Real friendship can validate our lives

St. Petersburg Times (Florida)

BEVERLY BECKHAM

I wanted to be Rosemary's friend from the moment I met her. I was 7 years old, the new girl in class, and Rosemary already had a best friend, Jean Sullivan, a girl she walked around the schoolyard with, a girl she invited over to her house. I tried to get Rosemary to like me better than she liked Jean, but I was unsuccessful. Then fate intervened, Jean moved and I got my wish.

We were best friends, real honest-to-goodness, I-like-you-better-than-anyone-else-in-the-whole-world best friends for at least six years. It seems longer; it seems that time dawdled back then. I remember a million lazy afternoons spent at Rosemary's, dressing and undressing our Ginny dolls, wallpapering an old chicken coop for a clubhouse, creating a kingdom in a puddle, floating leaves and tiny sticks across this miniature ocean, then willing ourselves tiny so that we could rule that Lilliputian land.

In memory, it seems we did rule.

In memory, I can taste the wind on my cheek.

Every inch of my childhood, every vivid moment, is full of Rosemary. We were two children who dreamed the same dreams, who played the same games. We organized talent shows, wrote a weekly newspaper, sat through every movie that was ever shown in Randolph Center, made scrapbooks of Debbie Reynolds and Eddie Fisher, and sang Tammy together at the Policemen's Ball.

We were inseparable and would be forever.

In seventh grade, I transferred to Catholic school, so from Monday to Friday Rose and I didn't see each other. But every weekend we spent together. To affirm our friendship, to guarantee that it would last forever, that we would never change, that we would grow up and old together, we decided to become blood sisters.

In the woods behind the School for the Deaf, Rosemary pricked her finger with a sewing needle she'd taken from home. A tiny spot of blood stood up and waited to be mixed with mine. But I dropped the needle - on purpose because I was chicken - and promised "forever" without the blood.

Maybe the blood would have made a difference. In high school our friendship changed. We were at different schools, though just two miles apart. But it might as well have been a thousand. We talked on the phone and we still shared in each other's lives, but we weren't part of those lives. We had different friends, different teachers. We went to different football games. We lived in different worlds.

We made other friends - high school friends, boyfriends, college friends, adult friends. And we changed. We had to. We could not remain children forever.

Rosemary's and mine was a first friendship, a pure one that knew no boundaries, no inhibitions, that grew in the rich soil of mutual caring, proximity and the luxury of time. It was the basis for other friendships that have taken root in less fertile ground. For the adolescent, the student, the young woman, the mother, didn't have the time the child had.

Newer friendships had to step around boyfriends and term papers, had to defer to work and husband and children. Yet these friendships endured, despite different interests, despite demands of separate households and separate lives, despite the lack of shared blood and spoken vows.

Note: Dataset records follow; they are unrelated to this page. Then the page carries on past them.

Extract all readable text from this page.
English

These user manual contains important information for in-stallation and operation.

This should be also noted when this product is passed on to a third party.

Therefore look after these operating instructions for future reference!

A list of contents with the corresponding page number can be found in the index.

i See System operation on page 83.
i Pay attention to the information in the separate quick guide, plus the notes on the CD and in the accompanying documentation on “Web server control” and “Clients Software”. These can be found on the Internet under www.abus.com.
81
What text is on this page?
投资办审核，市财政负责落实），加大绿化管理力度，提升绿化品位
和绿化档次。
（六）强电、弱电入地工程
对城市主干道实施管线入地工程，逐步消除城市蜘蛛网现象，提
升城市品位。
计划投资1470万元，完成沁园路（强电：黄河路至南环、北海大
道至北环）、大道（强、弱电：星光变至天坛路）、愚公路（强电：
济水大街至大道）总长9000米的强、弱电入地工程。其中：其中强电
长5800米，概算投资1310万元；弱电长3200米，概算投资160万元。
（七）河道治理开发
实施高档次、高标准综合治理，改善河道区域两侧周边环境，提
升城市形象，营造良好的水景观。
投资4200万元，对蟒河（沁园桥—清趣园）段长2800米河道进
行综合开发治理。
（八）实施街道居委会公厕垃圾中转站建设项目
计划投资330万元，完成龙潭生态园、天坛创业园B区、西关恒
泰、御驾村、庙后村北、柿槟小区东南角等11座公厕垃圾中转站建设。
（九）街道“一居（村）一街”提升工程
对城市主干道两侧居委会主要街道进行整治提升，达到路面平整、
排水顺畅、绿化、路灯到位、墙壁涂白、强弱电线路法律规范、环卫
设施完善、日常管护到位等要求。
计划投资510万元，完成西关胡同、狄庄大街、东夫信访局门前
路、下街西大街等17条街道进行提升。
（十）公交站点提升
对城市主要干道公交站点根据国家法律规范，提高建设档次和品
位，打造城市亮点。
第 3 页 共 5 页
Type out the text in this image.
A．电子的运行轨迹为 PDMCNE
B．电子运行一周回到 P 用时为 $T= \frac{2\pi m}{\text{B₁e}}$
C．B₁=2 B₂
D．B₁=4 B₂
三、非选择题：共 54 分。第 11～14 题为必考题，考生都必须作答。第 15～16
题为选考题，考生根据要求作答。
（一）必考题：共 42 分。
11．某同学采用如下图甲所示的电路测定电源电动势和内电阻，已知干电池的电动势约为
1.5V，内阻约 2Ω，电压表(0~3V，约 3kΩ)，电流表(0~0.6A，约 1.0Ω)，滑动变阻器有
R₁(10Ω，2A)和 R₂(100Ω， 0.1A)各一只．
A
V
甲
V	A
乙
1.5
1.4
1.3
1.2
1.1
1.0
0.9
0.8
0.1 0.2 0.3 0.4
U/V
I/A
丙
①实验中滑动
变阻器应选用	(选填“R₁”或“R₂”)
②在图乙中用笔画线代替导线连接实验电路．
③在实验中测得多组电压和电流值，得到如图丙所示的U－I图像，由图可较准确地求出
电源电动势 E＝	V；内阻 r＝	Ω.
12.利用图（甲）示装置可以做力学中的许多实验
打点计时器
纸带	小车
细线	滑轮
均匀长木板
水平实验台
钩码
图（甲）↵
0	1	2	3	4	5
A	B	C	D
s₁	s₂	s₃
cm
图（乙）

Old friends, new friends, interim friends - all of them are part of our lives. Without them, who would we be? I wonder if any of us could bear the bad grades, the disappointments, the wounded hearts, the midnight feedings, the isolation of long winter days, without the support and the company of friends.

The problem is that we confine our sentiments to our families, that we profess our love only to our husbands and sweethearts. What about our friends?

How can we pass over the friend who stayed with us as we waited for test results; who watches our children when no one else will; who listens to our worries despite worries of her own.

Friendship is unheralded love. Even the word is generic, its meaning dependent on the adjective preceding it. He's a casual friend. He's my best friend. But friendship means so much more. Friendships support, augment, buffer, cement and validate our lives. But we don't think to tell our friends this. We're embarrassed. We don't have the right words.

Maybe it's time we pick a few and share them. With a friend.